Traduction d’un article de l’économiste russe Vladislav Inozemtsev, paru dans Snob, le 18 octobre 2016.


Chaque fois que se rassemblent des démocrates ou des libéraux de Russie, la discussion tourne autour de cette éternelle question russe : « que faire ? » Hélas, la réponse est introuvable : ni jouer avec le mécontentement social, ni inventer des slogans attractifs, ni coordonner l’opposition n’a fonctionné. Le pays sombre plus profondément chaque année dans l’isolement et l’obscurantisme, s’imprègne de militarisme et de mentalité impériale. Dans le même temps, les démocrates ne se posent que rarement une question non moins traditionnelle en Russie : « qui est coupable ? » Pour une raison très simple : la réponse est évidente. Vladimir Poutine et sa « clique criminelle » sont les coupables qui ont accaparé le pays, zombifié le peuple, à coup de sales pétrodollars. Cette explication ne prend pas en compte un point important : la Russie que Poutine a, de fait, transformé en sa propriété personnelle, n’a pas été conquise aux autorités démocratiques. Vladimir Poutine lui-même a été formé au sein de l’équipe de l’incorruptible tribun du peuple Anatoly Sobtchak, l’un des leaders reconnus du mouvement démocratique en Russie. Il a été pris par la main jusqu’au Kremlin par le père de la nouvelle Russie : Boris Eltsine. Ses pouvoirs ont été fixés par les normes de la constitution, soi-disant « la plus démocratique » (adoptée en 1993, NDT). Dès lors, les vétérans de la « Russie libre » qui se plaignent de la vie sous Poutine alors qu’eux-mêmes l’ont créé et mis entre ses mains un pouvoir illimité, ne peuvent s’en prendre qu’à eux-mêmes.
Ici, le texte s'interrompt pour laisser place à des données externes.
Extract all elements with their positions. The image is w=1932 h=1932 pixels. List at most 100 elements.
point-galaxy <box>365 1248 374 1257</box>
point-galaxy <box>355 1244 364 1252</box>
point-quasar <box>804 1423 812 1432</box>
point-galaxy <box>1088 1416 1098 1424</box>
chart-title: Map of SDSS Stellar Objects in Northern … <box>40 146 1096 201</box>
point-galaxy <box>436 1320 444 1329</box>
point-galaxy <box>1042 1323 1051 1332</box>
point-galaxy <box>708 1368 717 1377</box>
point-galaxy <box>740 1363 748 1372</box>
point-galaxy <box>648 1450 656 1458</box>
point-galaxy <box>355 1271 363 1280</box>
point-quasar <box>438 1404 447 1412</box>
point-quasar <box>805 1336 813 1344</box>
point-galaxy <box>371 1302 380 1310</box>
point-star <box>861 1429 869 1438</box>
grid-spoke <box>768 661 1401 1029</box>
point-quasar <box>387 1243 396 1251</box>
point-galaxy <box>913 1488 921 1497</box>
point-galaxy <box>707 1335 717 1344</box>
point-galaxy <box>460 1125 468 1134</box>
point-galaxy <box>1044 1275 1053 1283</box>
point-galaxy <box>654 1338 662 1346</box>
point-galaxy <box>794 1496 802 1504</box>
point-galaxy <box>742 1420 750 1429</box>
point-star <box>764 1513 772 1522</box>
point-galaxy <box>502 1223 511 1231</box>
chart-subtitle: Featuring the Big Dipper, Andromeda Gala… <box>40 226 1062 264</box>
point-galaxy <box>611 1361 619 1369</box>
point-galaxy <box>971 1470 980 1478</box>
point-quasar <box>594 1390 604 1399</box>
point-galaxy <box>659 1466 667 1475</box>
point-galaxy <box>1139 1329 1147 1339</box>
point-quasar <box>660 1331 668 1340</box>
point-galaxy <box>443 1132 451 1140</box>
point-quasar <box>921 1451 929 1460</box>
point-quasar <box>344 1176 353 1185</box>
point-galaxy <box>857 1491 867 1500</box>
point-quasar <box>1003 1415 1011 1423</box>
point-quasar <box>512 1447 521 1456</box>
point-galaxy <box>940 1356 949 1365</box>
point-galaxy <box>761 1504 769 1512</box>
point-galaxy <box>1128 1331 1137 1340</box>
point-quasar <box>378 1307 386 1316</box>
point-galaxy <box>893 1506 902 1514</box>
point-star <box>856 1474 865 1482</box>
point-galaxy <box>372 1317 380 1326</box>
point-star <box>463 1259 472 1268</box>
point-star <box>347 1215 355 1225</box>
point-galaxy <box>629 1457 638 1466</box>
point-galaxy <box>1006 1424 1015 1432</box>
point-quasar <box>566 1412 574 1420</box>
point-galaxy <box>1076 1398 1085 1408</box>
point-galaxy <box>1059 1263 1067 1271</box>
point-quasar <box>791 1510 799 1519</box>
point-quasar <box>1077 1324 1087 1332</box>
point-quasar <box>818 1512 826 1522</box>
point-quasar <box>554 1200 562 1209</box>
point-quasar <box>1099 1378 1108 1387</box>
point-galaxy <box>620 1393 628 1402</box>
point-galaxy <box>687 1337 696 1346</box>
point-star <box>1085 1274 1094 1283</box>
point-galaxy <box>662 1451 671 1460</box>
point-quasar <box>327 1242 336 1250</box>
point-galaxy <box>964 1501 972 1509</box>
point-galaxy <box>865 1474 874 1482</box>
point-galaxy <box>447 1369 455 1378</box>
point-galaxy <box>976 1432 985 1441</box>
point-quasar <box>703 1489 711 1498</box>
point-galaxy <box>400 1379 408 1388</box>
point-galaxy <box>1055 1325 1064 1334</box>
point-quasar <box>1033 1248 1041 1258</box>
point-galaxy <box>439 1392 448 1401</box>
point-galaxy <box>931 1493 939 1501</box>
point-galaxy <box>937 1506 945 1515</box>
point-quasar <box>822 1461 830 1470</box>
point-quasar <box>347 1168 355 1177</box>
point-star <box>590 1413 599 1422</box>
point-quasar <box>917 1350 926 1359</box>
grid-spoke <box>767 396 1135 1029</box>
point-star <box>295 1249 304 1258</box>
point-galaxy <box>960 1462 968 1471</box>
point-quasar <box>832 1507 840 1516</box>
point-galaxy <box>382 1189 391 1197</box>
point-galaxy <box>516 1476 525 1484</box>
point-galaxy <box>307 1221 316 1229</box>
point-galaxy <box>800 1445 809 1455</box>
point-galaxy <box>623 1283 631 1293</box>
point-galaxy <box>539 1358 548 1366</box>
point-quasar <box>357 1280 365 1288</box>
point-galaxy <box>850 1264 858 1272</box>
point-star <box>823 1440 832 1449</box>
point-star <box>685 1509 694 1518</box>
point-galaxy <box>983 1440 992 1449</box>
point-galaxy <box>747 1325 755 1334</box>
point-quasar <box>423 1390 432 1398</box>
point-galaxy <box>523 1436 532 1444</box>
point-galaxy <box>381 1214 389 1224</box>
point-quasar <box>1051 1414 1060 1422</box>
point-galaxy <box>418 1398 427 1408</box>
Ce sont eux qui ont rendu leur retour au pouvoir impossible. Leurs réformes ont conduit à ce que l’économie s’effondre d’un tiers et que la moitié de la population se retrouve sous le seuil de pauvreté. Ils ont tiré au clair les relations avec le parlement légalement élu avec des moyens militaires. Leur gestion des finances publiques a mené au défaut de paiement et à la dévaluation de 1998. L’arrivée au pouvoir de Vladimir Poutine et l’instauration consécutive d’un pouvoir corporatiste et autoritaire n’est en rien un hasard. Les sources du poutinisme remontent aux origines de la nouvelle Russie post-soviétique.

En premier lieu, ce qui est tenu pour principal mérite des autorités des années 1990, la privatisation, a consisté à transférer les grandes entreprises en des mains privées pratiquement pour rien, et à dessein. Le gouvernement a ainsi instauré un système dans lequel les oligarques nationaux disposent d’une supériorité sur n’importe quel nouveau concurrent. Cette situation a conduit à l’absence de demande pour les nouvelles technologies et la « dépendance aux matières premières. » Les démocrates des années 1990 n’ont pas utilisé les initiatives des investisseurs dans un but de développement : l’entreprise privée a été un instrument de transformation sociale et non économique. Elle a redistribué la richesse publique mais n’a pas assuré sa croissance, qui a été la conséquence de la hausse des prix du pétrole dans les années 2000. La Russie est restée un pays dans lequel la richesse provient de la distribution des actifs. Dans la mesure où le levier principal de celle-ci est l’État, le style de gouvernement de Poutine était conditionné dès l’origine.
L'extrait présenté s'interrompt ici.